L’extraordinaire est toujours précédé du désordre le plus chaotique.
Papa évoque d'autres années, les années des autres. Sous le réverbère, il me paraît très beau et il scintille. Il parle, il dit des mots entrecoupés qu'il semble inventer pour m'étonner ("Écoute, le quai est maintenant une taupe dans ta gorge.") Papa est loin ; il court, il est libre ; il porte en lui la mer, la mer qui s'étend jusqu'à cette ligne où elle se plie en deux. Mais il est aussi la partie qui touche le ciel. Il est seul maintenant, il demande où est l'eau, où sont les marins. Tous les navires du monde fuient son rivage et les lumières du fond incendient sa tête. Il répand une rumeur qui glace les os, il fait surgir des ombres qui me couvrent. (Lui est moi nous ne faisons qu'un, nous n'avons toujours fait qu'un. je ne comprends pas que nous soyons deux.)

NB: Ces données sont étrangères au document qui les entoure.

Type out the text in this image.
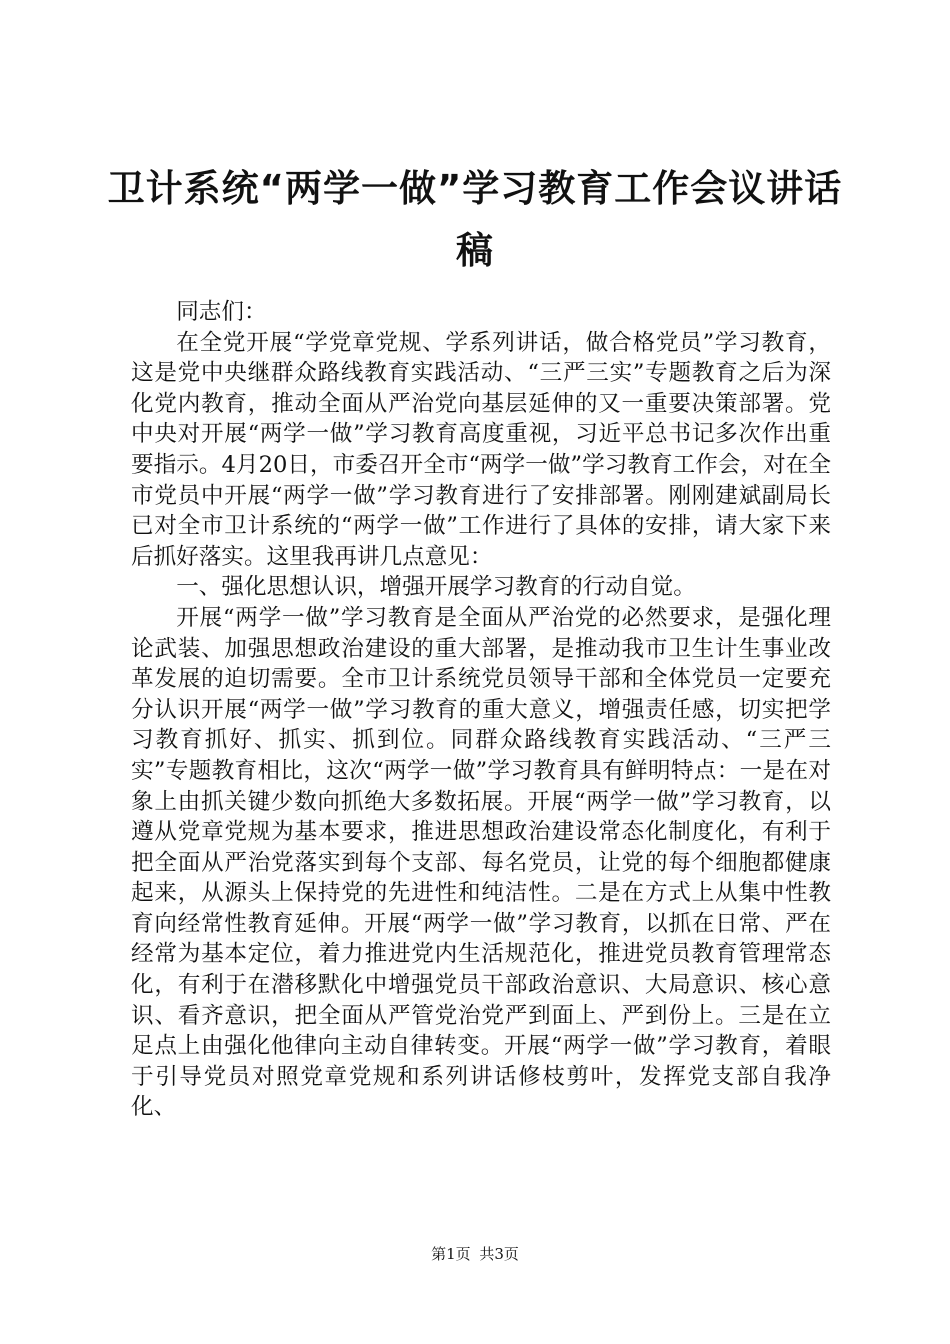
卫计系统“两学一做”学习教育工作会议讲话稿

同志们：

在全党开展“学党章党规、学系列讲话，做合格党员”学习教育，这是党中央继群众路线教育实践活动、“三严三实”专题教育之后为深化党内教育，推动全面从严治党向基层延伸的又一重要决策部署。党中央对开展“两学一做”学习教育高度重视，习近平总书记多次作出重要指示。4月20日，市委召开全市“两学一做”学习教育工作会，对在全市党员中开展“两学一做”学习教育进行了安排部署。刚刚建斌副局长已对全市卫计系统的“两学一做”工作进行了具体的安排，请大家下来后抓好落实。这里我再讲几点意见：

一、强化思想认识，增强开展学习教育的行动自觉。

开展“两学一做”学习教育是全面从严治党的必然要求，是强化理论武装、加强思想政治建设的重大部署，是推动我市卫生计生事业改革发展的迫切需要。全市卫计系统党员领导干部和全体党员一定要充分认识开展“两学一做”学习教育的重大意义，增强责任感，切实把学习教育抓好、抓实、抓到位。同群众路线教育实践活动、“三严三实”专题教育相比，这次“两学一做”学习教育具有鲜明特点：一是在对象上由抓关键少数向抓绝大多数拓展。开展“两学一做”学习教育，以遵从党章党规为基本要求，推进思想政治建设常态化制度化，有利于把全面从严治党落实到每个支部、每名党员，让党的每个细胞都健康起来，从源头上保持党的先进性和纯洁性。二是在方式上从集中性教育向经常性教育延伸。开展“两学一做”学习教育，以抓在日常、严在经常为基本定位，着力推进党内生活规范化，推进党员教育管理常态化，有利于在潜移默化中增强党员干部政治意识、大局意识、核心意识、看齐意识，把全面从严管党治党严到面上、严到份上。三是在立足点上由强化他律向主动自律转变。开展“两学一做”学习教育，着眼于引导党员对照党章党规和系列讲话修枝剪叶，发挥党支部自我净化、

第1页 共3页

La guerre continue, mais chaque jour elle devient plus intime et mieux organisée. "Elle s'apprivoise", prétend grand-père. Elle a cessé d'être le brouhaha assourdissant des premières heures du soulèvement ou ces interminables journées de pluie durant lesquelles les fusils des soldats grattaient nos fenêtres. Elle est devenue un secret dont chacun s'est fait en quelque sorte le complice, tout en conspirant contre elle. Le contact entre voisins est presque rompu ; on dirait que chaque famille se replie sur elle-même, qu'elle se recroqueville. Mais personne ne parle ni ne proteste.